I mean technically you could also make babies with the ones who have great personalities.

Good news for Shelbyville residents and Karen from Mean Girls: it’s officially scientifically OK to have kids with your cousins.

A landmark study led by Columbia University’s Yaniv Erlich, which traced a family tree consisting of 13 million people (including Kevin Bacon), revealed that the risk of birth defects in babies whose parents were first cousins is between four to seven percent.

If you’re not related at all to your kid’s other biological parent, the risk of defects is three or four percent.

 

Oh honey. No.

Four to seven is also about the same chance that a mother over 40 has of having a child with birth defects.
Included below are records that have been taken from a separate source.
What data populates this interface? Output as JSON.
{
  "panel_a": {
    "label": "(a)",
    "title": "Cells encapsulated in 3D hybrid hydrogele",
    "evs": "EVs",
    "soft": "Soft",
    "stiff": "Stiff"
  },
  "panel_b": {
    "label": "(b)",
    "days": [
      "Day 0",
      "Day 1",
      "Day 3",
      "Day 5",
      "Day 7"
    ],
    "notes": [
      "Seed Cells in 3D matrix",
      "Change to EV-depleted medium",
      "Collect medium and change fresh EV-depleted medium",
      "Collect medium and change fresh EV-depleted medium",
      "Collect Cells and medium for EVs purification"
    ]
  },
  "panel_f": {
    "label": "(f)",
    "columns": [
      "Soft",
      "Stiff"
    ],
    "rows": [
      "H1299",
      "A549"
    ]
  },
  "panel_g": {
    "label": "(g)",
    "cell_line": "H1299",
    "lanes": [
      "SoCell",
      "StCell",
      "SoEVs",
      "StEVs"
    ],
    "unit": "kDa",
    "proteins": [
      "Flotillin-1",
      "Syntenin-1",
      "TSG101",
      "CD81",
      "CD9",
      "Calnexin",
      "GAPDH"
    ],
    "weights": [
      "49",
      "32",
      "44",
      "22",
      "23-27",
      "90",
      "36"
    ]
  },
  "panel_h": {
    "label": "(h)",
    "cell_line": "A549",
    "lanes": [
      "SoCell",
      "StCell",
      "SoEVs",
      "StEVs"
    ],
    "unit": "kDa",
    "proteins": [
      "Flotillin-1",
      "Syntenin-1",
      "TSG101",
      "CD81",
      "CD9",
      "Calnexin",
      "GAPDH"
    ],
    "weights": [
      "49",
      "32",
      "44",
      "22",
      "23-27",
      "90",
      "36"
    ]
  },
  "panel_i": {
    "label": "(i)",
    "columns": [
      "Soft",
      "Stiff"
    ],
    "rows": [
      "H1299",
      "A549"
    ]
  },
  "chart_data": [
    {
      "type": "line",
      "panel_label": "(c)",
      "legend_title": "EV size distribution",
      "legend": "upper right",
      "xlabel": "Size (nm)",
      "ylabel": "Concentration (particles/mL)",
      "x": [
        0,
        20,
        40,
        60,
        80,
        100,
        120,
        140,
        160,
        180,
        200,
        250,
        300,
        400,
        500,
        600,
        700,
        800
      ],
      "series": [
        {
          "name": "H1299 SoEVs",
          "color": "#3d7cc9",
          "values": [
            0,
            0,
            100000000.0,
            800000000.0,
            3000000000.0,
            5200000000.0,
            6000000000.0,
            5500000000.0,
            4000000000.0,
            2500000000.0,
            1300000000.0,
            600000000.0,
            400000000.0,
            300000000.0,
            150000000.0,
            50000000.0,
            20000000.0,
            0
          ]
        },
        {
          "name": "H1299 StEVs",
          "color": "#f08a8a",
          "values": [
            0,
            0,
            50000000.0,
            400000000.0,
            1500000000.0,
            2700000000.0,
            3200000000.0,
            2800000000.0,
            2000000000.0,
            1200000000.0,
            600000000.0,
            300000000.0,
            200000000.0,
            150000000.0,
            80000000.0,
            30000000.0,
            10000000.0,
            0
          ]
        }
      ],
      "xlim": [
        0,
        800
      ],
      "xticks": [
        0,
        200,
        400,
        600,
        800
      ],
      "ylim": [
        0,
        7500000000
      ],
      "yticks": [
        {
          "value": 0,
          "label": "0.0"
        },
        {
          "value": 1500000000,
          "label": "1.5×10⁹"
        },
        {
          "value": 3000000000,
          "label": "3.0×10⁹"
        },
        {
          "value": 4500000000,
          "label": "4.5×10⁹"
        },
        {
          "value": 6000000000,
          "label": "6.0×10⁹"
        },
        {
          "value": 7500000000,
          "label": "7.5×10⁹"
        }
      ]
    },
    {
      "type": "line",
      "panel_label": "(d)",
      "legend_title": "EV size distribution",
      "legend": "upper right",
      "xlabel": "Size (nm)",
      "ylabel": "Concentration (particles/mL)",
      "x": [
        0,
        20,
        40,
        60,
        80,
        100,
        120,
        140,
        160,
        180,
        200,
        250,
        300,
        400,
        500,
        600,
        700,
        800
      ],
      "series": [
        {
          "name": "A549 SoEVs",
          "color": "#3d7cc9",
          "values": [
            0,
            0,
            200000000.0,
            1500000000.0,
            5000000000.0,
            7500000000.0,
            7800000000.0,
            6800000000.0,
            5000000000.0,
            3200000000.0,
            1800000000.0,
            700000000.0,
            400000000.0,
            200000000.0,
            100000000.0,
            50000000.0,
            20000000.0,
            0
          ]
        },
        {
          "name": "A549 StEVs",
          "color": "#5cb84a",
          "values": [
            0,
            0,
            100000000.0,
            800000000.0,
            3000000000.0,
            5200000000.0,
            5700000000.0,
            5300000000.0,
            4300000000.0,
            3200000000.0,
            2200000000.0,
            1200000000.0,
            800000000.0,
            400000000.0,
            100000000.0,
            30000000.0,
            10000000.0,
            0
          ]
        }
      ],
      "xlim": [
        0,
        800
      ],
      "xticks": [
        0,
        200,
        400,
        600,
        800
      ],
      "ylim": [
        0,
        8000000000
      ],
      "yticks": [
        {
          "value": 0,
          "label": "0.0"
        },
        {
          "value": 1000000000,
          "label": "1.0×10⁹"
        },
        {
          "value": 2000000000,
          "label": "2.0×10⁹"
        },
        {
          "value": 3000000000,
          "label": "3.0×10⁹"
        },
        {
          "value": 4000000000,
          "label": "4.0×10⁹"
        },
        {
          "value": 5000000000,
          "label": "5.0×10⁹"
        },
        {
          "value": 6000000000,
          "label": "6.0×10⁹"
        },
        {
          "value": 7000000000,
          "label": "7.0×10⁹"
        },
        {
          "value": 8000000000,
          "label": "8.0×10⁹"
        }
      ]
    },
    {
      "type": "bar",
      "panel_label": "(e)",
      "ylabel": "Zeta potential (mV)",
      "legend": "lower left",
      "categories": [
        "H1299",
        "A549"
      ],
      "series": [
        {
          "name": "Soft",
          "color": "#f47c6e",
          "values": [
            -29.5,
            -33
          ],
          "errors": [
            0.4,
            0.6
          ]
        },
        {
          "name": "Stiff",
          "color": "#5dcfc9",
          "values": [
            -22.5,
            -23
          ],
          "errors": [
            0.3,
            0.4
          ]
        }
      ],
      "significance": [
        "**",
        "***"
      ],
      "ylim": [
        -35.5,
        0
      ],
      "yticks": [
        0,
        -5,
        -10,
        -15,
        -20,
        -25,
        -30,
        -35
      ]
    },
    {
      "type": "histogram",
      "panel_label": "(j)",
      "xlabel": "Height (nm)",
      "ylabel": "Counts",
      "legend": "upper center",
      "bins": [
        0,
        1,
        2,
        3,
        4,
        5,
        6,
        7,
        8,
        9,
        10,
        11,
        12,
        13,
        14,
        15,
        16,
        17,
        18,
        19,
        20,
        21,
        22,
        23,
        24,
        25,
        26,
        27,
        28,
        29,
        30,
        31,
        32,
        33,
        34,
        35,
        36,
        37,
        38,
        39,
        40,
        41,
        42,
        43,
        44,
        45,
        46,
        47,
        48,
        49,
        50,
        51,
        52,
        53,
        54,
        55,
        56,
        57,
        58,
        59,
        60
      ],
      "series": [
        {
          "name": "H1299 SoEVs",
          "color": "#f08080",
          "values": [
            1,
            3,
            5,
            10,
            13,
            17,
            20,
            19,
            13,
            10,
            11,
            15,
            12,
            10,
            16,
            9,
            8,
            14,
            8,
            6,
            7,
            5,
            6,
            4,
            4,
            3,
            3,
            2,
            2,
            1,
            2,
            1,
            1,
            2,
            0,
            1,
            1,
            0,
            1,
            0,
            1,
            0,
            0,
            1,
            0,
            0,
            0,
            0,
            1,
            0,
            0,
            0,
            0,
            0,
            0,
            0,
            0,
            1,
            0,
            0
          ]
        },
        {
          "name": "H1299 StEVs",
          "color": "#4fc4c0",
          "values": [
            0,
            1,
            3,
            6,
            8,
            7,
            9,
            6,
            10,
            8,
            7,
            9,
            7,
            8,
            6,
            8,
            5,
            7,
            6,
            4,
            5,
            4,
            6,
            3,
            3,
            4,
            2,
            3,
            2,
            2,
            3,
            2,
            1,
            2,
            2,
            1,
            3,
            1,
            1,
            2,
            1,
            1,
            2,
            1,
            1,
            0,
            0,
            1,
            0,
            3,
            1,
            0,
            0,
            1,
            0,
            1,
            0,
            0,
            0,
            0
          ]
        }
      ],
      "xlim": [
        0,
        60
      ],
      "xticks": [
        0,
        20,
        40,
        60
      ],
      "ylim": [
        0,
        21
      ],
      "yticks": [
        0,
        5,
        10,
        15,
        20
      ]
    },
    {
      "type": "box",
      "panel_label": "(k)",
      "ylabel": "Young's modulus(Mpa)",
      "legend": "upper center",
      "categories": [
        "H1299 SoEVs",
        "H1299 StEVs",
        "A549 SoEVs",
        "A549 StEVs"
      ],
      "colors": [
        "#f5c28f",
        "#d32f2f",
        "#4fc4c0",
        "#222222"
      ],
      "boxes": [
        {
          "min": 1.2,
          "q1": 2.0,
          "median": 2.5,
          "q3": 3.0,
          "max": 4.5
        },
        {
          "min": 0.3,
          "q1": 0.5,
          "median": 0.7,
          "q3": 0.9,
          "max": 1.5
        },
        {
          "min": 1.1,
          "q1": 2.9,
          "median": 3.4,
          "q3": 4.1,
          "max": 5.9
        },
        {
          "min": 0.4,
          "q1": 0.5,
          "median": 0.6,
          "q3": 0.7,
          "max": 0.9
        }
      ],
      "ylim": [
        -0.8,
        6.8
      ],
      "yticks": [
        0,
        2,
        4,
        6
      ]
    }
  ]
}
The study is kind of vague about what it means by “birth defects”, though. As a rule, more genetic variation between the parents gives them a better chance of passing down more diverse immune resistance, and of not saddling them with hereditary issues (which could be anything from recessive genes for major diseases, to just an unfortunate set of front teeth).

No, honey. No.

Of course, worrying about whether you’ll have healthy kids is likely the last of your worries if this revelation has personal relevance for you. It might be scientifically OK, but it’s still socially icky to go from hanging out naked in Gran’s paddling pool at Christmas to…hanging out naked.

It’s not like the taboos around marrying someone who’s part of your family exist purely for the sake of keeping the gene pool nicely mixed up. First cousins’ parents are siblings – imagine if your kid was getting it on with your sister’s kid.

See? Icky.

Oh, buddy.

Although technically, you’re tenth, eleventh or thirteenth cousins with pretty much everyone on earth.

And I hope that stat pops into your head when you’re about to pick up at the pub tonight.